Избранные работы
Шрифт:
В одном месте Песталоцци делает потрясающе правдивое замечание: «Жена крестьянина стесняется наказать ребенка старше 7 лет на глазах у посторонних за его невоспитанность: она чувствует, что вина за его невоспитанность падает на нее; а первое дитя неба, законодательство, не стесняется публично наказывать тысячи гражданских безобразий, которые были бы все без исключения невозможны, если бы господа властители этого небесного дитяти или поставленные управители так же хорошо заботились бы о деталях народного порядка, как хорошая жена крестьянина должна заботиться о мелочах своего дома, если она хочет иметь право не стыдиться». Эти и другие одинаковые по смыслу слова Песталоцци пришли мне на мысль, когда я недавно читал (в «Frankfurter Zeitung»), как один специалист-криминалист, занимающий высокое положение, с холодной и в ее деловитости тем более режущей форме признавался, что вся невероятная борьба нашего уголовного законодательства и судопроизводства против преступления не дает почти никаких результатов, потому что условия современной социальной жизни создают такую почву для преступления, в которой они могут только пышно разрастаться.

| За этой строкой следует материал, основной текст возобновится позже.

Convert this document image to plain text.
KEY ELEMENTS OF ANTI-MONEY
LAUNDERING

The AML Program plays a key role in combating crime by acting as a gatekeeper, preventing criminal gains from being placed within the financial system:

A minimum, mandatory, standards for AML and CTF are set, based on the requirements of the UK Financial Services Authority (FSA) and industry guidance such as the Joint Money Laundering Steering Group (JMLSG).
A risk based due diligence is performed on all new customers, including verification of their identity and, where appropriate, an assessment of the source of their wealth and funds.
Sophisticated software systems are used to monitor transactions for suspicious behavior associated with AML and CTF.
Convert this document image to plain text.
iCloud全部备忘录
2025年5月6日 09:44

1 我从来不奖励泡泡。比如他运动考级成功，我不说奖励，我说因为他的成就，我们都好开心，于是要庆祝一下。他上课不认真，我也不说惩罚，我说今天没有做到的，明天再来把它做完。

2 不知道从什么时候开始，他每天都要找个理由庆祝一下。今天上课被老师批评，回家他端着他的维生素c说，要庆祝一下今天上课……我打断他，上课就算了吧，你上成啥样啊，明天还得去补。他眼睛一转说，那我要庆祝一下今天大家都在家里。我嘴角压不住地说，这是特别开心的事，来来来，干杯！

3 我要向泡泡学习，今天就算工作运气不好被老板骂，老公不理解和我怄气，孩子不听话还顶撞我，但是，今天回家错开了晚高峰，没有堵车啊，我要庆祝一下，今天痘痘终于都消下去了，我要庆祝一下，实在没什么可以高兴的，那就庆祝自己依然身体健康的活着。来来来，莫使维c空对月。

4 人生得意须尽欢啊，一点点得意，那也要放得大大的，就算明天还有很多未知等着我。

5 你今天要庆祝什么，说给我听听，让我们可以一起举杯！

Можно ли в таком случае не присоединиться к горькой жалобе и обвинению, которые высказывает Песталоцци: «Прямо-таки позор, что дают вырастать сорной траве до тех пор, пока она окрепнет; тогда роются в общественной справедливости среди разоренного народа, как дикие свиньи в хлебе, и думают еще при этом, что такой разрушительной работой достигают высшей мудрости гражданского законодательства.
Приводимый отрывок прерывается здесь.